Balji wrote, of course, about his experience running TNP and TODAY, but they were scattered through different chapters. Tantalising bits and pieces surface like the pressure from the late SPH chairman Lim Kim San for TNP to turn in a profit or else. He describes his 10 years as editor as his university of life and mentions the people who were in the newsroom liberally, citing their go-getting instincts and creativity.

The TNP of old that was in Times House at Kim Seng Road is the most amazing little paper I know. I agree with Balji that its reporters are among the toughest, and its artists among the best that can be found in Singapore. You will never see the likes of the old TNP again, with its big, bold and confrontational headlines. It was balance of sex, crime and sport but with enough explanatory journalism to keep the G off its back. Now, it’s just a free mini-ST.

Methinks Balji should write a full book on TNP, its rise and hey days and how it had to conceptualise and re-conceptualise its editorial formula to gain more advertising and greater readership. He should document its rocky start, when he was deputy to Peter who was editor of the new product. They would be good pointers for anyone who wants to create a start-up. He could give more examples of how TNP covered stories that the big aircraft carrier, ST, also did. This is important as people tend to forget that there are many ways to tell a story, and from different perspectives.

Then he should follow up with another book on starting up TODAY for the rival Mediacorp. I recall the consternation among SPH senior editors when told that one of their number had gone to the other side and will be taking them on.

Balji writes matter-of-factly that he was restless after being at the helm of TNP for so long and had asked a foreign posting, which was rejected.  So when a head-hunter called to ask if he would like to start a newspaper, he took the job. I have often wondered how Balji felt about his former colleagues who thought he had “sold out” to the competition. I recall the disdain some people felt about a tabloid editor taking on the mighty ST.

In his book, he talked about heart-stopping moments on launch day because the printing company, which had never taken on an order for 300,000 copies a day, was having trouble getting the presses to operate smoothly. He didn’t pull back his punches when he talked about how the SPH marketing tried to scare away advertising by rubbishing the upstart and how its circulation department staff followed the trucks that were delivering the newspaper so that they would have an idea of its distribution strategy.
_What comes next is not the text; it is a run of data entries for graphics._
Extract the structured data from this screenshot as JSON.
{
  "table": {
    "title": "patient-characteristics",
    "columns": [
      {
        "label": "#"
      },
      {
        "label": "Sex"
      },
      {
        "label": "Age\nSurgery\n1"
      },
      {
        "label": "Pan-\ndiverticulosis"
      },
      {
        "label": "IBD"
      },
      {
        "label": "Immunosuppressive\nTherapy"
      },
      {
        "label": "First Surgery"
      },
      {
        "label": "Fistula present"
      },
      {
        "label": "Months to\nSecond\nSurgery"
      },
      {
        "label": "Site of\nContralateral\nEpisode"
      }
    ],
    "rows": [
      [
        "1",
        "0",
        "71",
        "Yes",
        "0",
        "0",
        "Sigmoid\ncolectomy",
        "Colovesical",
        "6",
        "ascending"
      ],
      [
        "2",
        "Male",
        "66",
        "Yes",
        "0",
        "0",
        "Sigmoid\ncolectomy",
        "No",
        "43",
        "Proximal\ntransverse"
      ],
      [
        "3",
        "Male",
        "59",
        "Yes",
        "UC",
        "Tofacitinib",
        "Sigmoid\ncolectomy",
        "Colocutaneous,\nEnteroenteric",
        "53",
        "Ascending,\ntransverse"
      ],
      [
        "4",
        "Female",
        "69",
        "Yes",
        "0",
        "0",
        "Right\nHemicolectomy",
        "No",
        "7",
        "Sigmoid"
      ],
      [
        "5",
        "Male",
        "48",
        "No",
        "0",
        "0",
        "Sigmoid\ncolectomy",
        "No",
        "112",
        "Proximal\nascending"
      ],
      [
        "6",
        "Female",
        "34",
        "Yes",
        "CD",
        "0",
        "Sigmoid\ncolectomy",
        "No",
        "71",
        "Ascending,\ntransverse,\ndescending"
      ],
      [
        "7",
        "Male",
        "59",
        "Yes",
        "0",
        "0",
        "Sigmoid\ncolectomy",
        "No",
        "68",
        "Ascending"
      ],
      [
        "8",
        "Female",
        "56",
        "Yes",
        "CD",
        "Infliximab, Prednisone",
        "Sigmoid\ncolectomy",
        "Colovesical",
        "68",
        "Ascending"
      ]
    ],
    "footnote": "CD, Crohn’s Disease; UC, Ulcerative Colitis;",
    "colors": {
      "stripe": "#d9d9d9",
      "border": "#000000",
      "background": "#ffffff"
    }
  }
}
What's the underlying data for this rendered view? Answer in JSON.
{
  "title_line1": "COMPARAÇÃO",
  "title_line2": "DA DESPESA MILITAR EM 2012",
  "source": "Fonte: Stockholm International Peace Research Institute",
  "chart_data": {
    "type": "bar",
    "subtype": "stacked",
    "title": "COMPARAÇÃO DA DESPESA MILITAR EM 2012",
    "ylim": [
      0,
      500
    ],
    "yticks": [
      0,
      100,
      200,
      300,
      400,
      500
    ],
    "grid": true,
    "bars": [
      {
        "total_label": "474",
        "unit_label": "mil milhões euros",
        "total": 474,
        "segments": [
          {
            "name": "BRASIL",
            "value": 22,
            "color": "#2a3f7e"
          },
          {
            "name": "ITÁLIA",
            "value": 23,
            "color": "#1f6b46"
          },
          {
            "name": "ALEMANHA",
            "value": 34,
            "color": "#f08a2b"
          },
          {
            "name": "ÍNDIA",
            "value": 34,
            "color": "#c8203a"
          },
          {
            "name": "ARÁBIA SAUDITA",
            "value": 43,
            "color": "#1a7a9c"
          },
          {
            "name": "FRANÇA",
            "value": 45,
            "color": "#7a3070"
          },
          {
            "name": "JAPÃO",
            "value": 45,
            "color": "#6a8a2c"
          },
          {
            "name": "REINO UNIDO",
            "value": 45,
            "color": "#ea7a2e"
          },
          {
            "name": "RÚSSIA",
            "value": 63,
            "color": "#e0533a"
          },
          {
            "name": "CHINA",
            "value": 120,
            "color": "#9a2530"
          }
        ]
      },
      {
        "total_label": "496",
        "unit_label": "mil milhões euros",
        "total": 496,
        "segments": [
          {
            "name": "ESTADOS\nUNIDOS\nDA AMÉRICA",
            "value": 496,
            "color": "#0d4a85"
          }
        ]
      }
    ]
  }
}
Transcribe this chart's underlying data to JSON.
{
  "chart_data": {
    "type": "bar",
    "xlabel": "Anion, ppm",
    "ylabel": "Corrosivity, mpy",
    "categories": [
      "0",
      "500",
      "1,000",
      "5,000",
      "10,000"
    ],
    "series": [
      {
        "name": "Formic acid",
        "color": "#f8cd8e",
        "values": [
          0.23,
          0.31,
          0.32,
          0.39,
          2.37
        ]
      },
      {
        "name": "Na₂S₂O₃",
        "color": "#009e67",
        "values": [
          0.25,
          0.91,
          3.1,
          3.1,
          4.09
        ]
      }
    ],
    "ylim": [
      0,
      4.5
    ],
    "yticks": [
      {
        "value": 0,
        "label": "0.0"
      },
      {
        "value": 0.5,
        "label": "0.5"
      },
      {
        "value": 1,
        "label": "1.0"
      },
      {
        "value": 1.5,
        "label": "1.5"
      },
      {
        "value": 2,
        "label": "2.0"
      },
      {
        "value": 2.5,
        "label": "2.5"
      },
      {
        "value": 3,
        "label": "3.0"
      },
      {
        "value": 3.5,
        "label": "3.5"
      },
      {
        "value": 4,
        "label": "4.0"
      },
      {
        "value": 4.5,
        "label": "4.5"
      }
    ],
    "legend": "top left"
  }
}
It’s time to record this piece of media history for posterity. I only hope that if Balji does take this on, the two companies would co-operate with information and documents.

As Balji himself said in his author’s note:

Both newspapers broke new ground in Singapore media history: The New Paper as the only afternoon newspaper ever to top 50,000 in daily sales; and TODAY for unlocking The Straits Times stranglehold on the morning newspaper market. 

I know what Balji will say to me when he reads this column: Bertha, why don’t you write a book? I’m still thinking, Balji. Still thinking.